The Company and its subsidiaries file income tax returns for the U.S. federal, various state, and foreign jurisdictions with varying statutes of limitations. At March 31, 2025, the Company remains subject to examination for fiscal years ended March 31, 2022 and forward. The Company believes no significant changes in the unrecognized tax benefits will occur within the next 12 months.
A reconciliation of the beginning and ending amount of unrecognized tax benefits is as follows:
 
                   
    Years Ended March 31,
      2025       2024       2023  
                   
Balance at beginning of period
  $1,784,000    $1,964,000    $1,975,000 
Additions based on tax positions related to the current year
   53,000     15,000     53,000 
Additions for tax positions of prior year
   43,000     15,000      -  
Reductions for tax positions of prior year
   (518,000    (210,000    (64,000
Balance at end of period
  $1,362,000    $1,784,000    $1,964,000 
 
At March 31, 2025, 2024 and 2023, there are $1,112,000, $1,475,000, and $1,616,000, respectively, of unrecognized tax benefits that if recognized would affect the annual effective tax rate.
 
The Company recognizes interest and penalties related to unrecognized tax benefits as part of income tax expense.
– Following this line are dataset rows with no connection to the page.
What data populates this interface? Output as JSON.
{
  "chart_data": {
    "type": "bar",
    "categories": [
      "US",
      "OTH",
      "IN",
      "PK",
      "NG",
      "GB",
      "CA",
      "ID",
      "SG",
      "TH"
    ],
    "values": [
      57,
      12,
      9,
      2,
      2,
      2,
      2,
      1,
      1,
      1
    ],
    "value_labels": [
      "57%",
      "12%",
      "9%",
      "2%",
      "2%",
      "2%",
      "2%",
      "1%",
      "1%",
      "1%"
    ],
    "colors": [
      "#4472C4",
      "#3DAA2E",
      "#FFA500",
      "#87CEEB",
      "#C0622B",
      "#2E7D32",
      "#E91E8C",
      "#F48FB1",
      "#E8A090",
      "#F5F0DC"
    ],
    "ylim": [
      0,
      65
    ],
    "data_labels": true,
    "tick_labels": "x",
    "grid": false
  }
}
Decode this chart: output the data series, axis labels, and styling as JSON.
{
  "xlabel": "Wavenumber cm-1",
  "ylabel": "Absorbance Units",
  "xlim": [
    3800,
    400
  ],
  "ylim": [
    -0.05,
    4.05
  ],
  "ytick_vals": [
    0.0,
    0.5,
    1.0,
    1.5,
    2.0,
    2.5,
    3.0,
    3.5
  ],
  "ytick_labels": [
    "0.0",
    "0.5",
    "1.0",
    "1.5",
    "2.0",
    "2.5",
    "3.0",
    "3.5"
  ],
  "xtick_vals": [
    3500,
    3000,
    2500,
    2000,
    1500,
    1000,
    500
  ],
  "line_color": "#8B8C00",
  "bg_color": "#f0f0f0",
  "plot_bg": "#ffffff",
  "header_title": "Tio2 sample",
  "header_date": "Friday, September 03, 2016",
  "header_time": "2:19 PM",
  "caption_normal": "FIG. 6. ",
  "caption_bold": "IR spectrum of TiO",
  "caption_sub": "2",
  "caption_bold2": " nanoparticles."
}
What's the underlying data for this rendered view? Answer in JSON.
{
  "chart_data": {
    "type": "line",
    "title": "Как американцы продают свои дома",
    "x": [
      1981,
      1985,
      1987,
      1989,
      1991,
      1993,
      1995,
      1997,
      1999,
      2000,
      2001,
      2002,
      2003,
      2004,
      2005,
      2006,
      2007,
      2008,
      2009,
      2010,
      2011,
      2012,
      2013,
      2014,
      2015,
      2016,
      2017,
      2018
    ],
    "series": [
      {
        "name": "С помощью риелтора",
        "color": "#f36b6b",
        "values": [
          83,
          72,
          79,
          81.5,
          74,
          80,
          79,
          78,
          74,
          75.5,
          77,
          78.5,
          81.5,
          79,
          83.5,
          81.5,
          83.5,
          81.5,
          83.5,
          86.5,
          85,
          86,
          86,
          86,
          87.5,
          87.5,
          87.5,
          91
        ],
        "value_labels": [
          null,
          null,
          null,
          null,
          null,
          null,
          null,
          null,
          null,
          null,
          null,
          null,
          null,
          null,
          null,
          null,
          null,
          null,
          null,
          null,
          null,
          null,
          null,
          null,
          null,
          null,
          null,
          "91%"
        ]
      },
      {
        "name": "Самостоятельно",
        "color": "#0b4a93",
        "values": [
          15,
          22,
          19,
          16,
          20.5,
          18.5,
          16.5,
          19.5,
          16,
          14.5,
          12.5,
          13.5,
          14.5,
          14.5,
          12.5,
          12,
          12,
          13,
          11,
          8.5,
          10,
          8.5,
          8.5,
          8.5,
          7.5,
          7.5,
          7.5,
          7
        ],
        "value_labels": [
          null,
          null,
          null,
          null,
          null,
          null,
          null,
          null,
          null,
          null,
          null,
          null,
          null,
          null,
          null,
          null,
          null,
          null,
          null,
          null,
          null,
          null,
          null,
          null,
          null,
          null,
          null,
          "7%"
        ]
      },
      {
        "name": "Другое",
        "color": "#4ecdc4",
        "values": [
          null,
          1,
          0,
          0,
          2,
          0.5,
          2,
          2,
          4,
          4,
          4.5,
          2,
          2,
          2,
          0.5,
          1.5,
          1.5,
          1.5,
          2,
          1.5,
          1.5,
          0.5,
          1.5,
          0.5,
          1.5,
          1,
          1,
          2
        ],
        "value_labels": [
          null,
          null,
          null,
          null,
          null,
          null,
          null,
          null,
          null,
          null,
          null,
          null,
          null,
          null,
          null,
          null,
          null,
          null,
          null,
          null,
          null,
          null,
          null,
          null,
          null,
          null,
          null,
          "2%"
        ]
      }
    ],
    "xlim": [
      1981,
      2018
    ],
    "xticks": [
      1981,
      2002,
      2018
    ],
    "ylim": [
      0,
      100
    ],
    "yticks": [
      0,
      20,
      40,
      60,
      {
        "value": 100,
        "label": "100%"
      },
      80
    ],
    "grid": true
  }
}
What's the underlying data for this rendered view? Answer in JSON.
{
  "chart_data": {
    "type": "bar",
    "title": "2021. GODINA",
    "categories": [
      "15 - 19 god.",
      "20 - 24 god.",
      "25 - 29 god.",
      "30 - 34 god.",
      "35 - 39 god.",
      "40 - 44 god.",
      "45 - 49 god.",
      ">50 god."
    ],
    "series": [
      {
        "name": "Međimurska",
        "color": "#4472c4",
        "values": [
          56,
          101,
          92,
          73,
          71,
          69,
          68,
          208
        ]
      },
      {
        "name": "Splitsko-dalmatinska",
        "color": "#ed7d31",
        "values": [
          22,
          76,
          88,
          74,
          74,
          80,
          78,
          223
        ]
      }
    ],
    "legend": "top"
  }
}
During the years ended March 31, 2025, 2024, and 2023, the Company recognized interest and penalties of approximately $49,000, $21,000, and $59,000, respectively. The Company had approximately $203,000 and $250,000 for the payment of interest and penalties accrued at March 31, 2025 and 2024, respectively.
 
The Company intends to indefinitely reinvest its undistributed earnings from foreign subsidiaries in foreign operations, with the exception of earnings from its Singapore subsidiary. No incremental U.S. federal tax or withholding taxes have been provided for these earnings.